Myślę, że jak wejdziemy w fazę cieplejszych dni, to wyraźnie spadnie ta liczba zakażeń. Szczepienia na pewno będą zwiększały liczbę osób uodpornionych. Już w tej chwili obserwujemy zmniejszenie liczby osób, w wieku senioralnym, które nie chorują. To jest taki optymistyczny prognostyk na przyszłość.
Na Podkarpacie dotarł już wariant brytyjski koronawirusa. Czym różni się od tej „podstawowej wersji” wirusa?
Jest bardziej zakaźny. Przez swoje zmiany genetyczne bardziej dopasował się do gatunku ludzkiego. Elementem, przez który wirus łączy się z receptorami komórek układu oddechowego, ale nie tylko, są „kolce”, fragmenty białkowe, otoczki wirusa. Wirus jest wirusem RNA i ta grupa wirusów łatwiej mutuje. Dochodzi wtedy do powstawania większej liczby wariantów wirusa. Nie jesteśmy pewni, czy ten wariant brytyjski, brazylijski, południowoafrykański nie będą groźniejsze. Dlatego ważna jest tutaj przede wszystkim solidarność ludzka. Wszyscy powinni się zaszczepić, a także szczepienia powinny być wprowadzone we wszystkich krajach.
Czy pan doktor się zaszczepił?
Tak oczywiście, zaraz w pierwszym okresie szczepień jako grupa „zerowa”. Byliśmy zaszczepieni i to był taki bardzo pozytywny element. Dzięki temu w jakiś sposób osobiście unikamy wielu problemów związanych z tą chorobą.
Szczepienia personelu ochrony zdrowia są bardzo ważne. Niestety, placówki ochrony zdrowia były i w dalszym ciągu mogą być miejscem zakażenia koronawirusem. Obserwowaliśmy już takie sytuacje, gdzie były zamykane całe oddziały, bo występowały tam zakażenia. Było to bardzo niebezpieczne. Zakażenia dotyczyły osób, które trafiały do szpitali z jakiś poważnym problem zdrowotnym. Ten problem w połączeniu z koronawirusem był dużym zagrożeniem dla zdrowia i życia. Personel ochrony zdrowia nie tylko sam może ulec zakażeniu od pacjentów, ale też sam stanowi zagrożenie dla pacjentów. Od momentu wprowadzenia szczepień zaczynamy zdobywać przewagę nad tym czynnikiem zakaźnym.
PRZECZYTAJ TEŻ: Pierwszy rok koronawirusa. W województwie podkarpackim największy przyrost zgonów!

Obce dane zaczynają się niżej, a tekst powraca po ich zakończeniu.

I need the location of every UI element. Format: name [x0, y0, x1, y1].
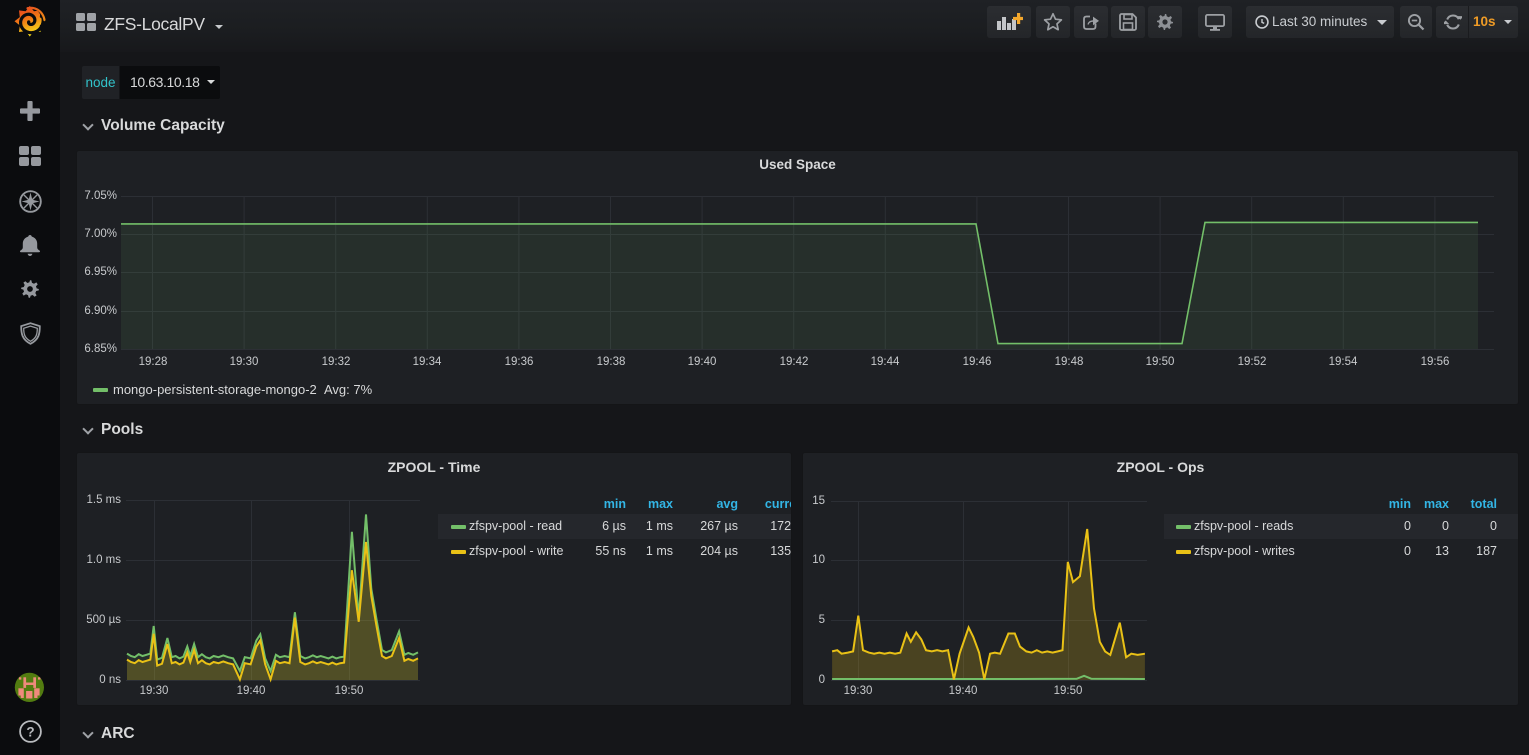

Szczepionka ma bardzo wysoką skuteczność i szczepić powinny się też osoby, które przebyły zakażenie. Jeżeli się szczepimy, jest to korzystne nie tylko dla nas i dla naszych rodzin, ale dla całego społeczeństwa.
Jak szybko, pana zdaniem, osiągniemy odporność zbiorową w Polsce i Europie, aby zapomnieć o życiu w czasach pandemii?
Z jednej strony jest to kwestia dostępu szczepionki i trudności logistycznych z wytworzeniem tak dużej liczby szczepionek. Te mocy produkcyjne będą raczej zwiększane, ale jest to tak naprawdę początkowy okres produkcji.
Z drugiej strony nie możemy uważać, że ten wirus nie ulegnie zmianie. Jeżeli dojdzie do nieprzewidzianych sytuacji, m.in. mutacji, która wytworzy szczep bardziej oporny na oddziaływanie szczepionki, to możemy mieć poważny problemem. Tak po cichu myślę, że zły wariant przebiegu pandemii nie będzie miał miejsca. Z czasem zaczniemy zdobywać widoczną przewagę nad koronawirusem.
Trzecia fala to zbieg różnych elementów związanych z porą roku i wariantami koronawirusa, które rozprzestrzeniają się szybko. Wszyscy się ciągle uczymy, ale bazując na doświadczeniach, widzimy, że polityka szczepionkowa, przynosi pozytywne skutki.